Tepatnya tanggal 8 Juli 2019, saya melakukan kegiatan Live in di Dusun Bahel, Desa Dukuh, Karangasem; bersama kawan-kawan dari Conservation International Indonesia. Awalnya sempat tidak percaya bisa terpilih menjadi salah satu peserta Live in, tapi pikir saya tidak ada salahnya mencoba; bermodalkan pengalaman yang sebelumnya pernah saya dapat, toh saya juga pernah ikut konservasi terumbu karang dan pohon cemara dulu di kota saya. Baiklah, saya coba; sembari berdoa dan menunggu. Batin saya terus mendemo semoga saja bisa terpilih katanya, karena saya sudah merasa bosan saja jika harus terus berlama-lama di kota. Semuanya terkait hal-hal monoton yang di peragakan oleh para maneken-maneken itu; yang mereka beruntung diberi nyawa oleh Tuhan.

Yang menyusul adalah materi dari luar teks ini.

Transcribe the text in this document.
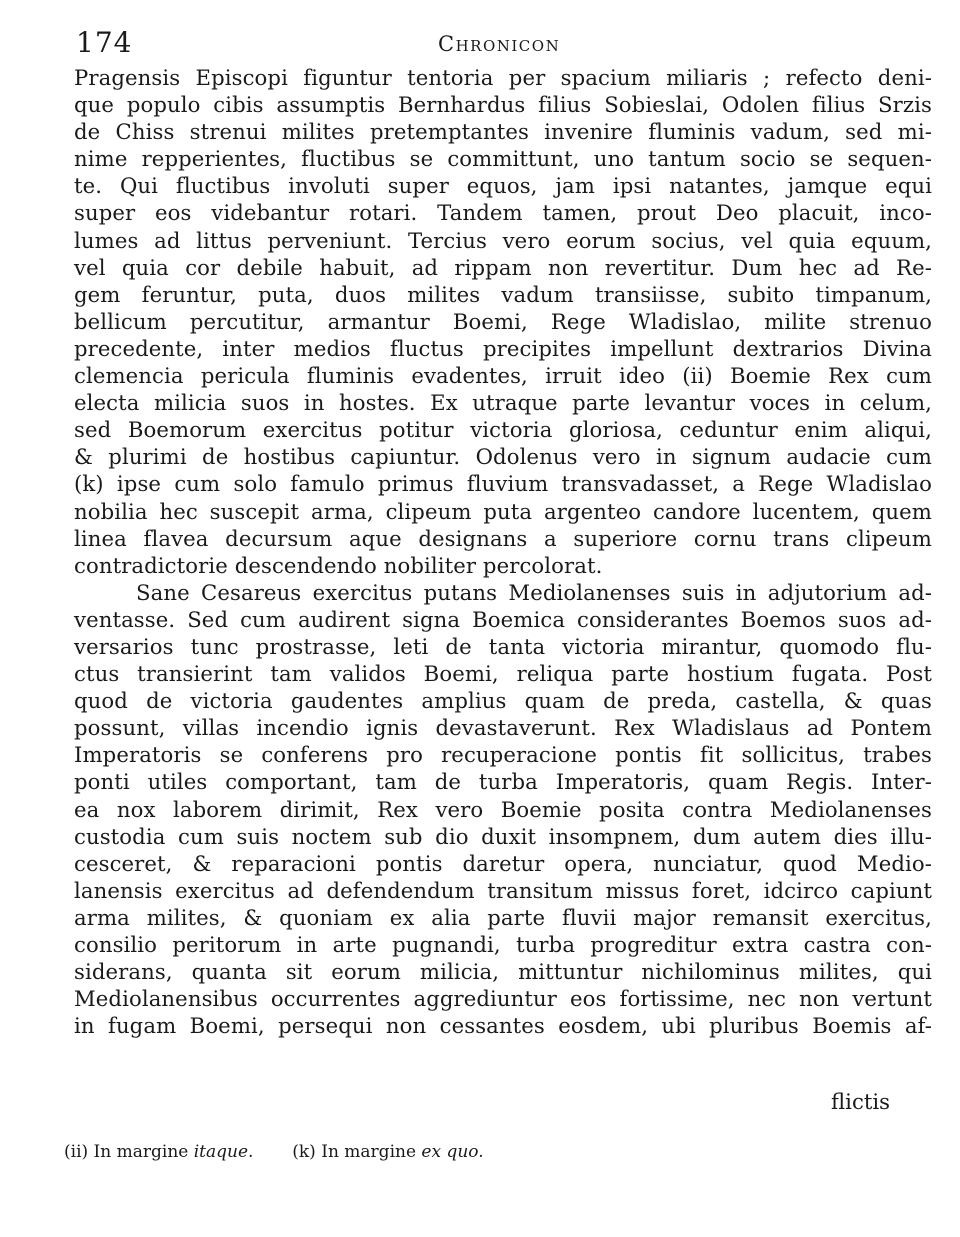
174	Chronicon
Pragensis Episcopi figuntur tentoria per spacium miliaris ; refecto deni-
que populo cibis assumptis Bernhardus filius Sobieslai, Odolen filius Srzis
de Chiss strenui milites pretemptantes invenire fluminis vadum, sed mi-
nime repperientes, fluctibus se committunt, uno tantum socio se sequen-
te. Qui fluctibus involuti super equos, jam ipsi natantes, jamque equi
super eos videbantur rotari. Tandem tamen, prout Deo placuit, inco-
lumes ad littus perveniunt. Tercius vero eorum socius, vel quia equum,
vel quia cor debile habuit, ad rippam non revertitur. Dum hec ad Re-
gem feruntur, puta, duos milites vadum transiisse, subito timpanum,
bellicum percutitur, armantur Boemi, Rege Wladislao, milite strenuo
precedente, inter medios fluctus precipites impellunt dextrarios Divina
clemencia pericula fluminis evadentes, irruit ideo (ii) Boemie Rex cum
electa milicia suos in hostes. Ex utraque parte levantur voces in celum,
sed Boemorum exercitus potitur victoria gloriosa, ceduntur enim aliqui,
& plurimi de hostibus capiuntur. Odolenus vero in signum audacie cum
(k) ipse cum solo famulo primus fluvium transvadasset, a Rege Wladislao
nobilia hec suscepit arma, clipeum puta argenteo candore lucentem, quem
linea flavea decursum aque designans a superiore cornu trans clipeum
contradictorie descendendo nobiliter percolorat.
Sane Cesareus exercitus putans Mediolanenses suis in adjutorium ad-
ventasse. Sed cum audirent signa Boemica considerantes Boemos suos ad-
versarios tunc prostrasse, leti de tanta victoria mirantur, quomodo flu-
ctus transierint tam validos Boemi, reliqua parte hostium fugata. Post
quod de victoria gaudentes amplius quam de preda, castella, & quas
possunt, villas incendio ignis devastaverunt. Rex Wladislaus ad Pontem
Imperatoris se conferens pro recuperacione pontis fit sollicitus, trabes
ponti utiles comportant, tam de turba Imperatoris, quam Regis. Inter-
ea nox laborem dirimit, Rex vero Boemie posita contra Mediolanenses
custodia cum suis noctem sub dio duxit insompnem, dum autem dies illu-
cesceret, & reparacioni pontis daretur opera, nunciatur, quod Medio-
lanensis exercitus ad defendendum transitum missus foret, idcirco capiunt
arma milites, & quoniam ex alia parte fluvii major remansit exercitus,
consilio peritorum in arte pugnandi, turba progreditur extra castra con-
siderans, quanta sit eorum milicia, mittuntur nichilominus milites, qui
Mediolanensibus occurrentes aggrediuntur eos fortissime, nec non vertunt
in fugam Boemi, persequi non cessantes eosdem, ubi pluribus Boemis af-
flictis
(ii) In margine itaque. (k) In margine ex quo.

Tuhan itu baik. Sangat baik. Tuhan selalu berhasil membuat saya jatuh cinta kepadanya, itu sebabnya jika terkadang saya dikecewakan oleh Tuhan rasanya lebih patah dari sang pecinta. Tuhan memiliki caranya sendiri untuk menghibur orang-orang yang dikasihinya. Tuhan memiliki cara sendiri untuk merawat ciptaannya, melalui orang-orang seperti mereka yang cinta akan alam dan lingkungannya; melalui mereka yang rela menempuh jarak bermil-mil jauhnya hanya untuk ikut turun tangan menebar cinta; melalui mereka yang tak pernah mengeluh perihal panas dan debu yang menerabas peliknya desa; melalui mereka yang tak pernah merasa asing dengan dinginnya malam, badai di gunung dan lagak lagamnya hutan.
Berselang satu hari, layar ponsel memanggilku untuk bersiap menuju rimba. Jelas, pengumuman Live in telah di publikasikan dan sekarang ponselku tengah menari-nari dibuatnya. Segala persiapan mulai ku siapkan. Saya bukan orang yang neko-neko, cukup apa yang paling penting dibutuhkan itu yang saya bawa: Sleeping Bag, jacket, baju seperlunya, kamera, dan buku “wajib”.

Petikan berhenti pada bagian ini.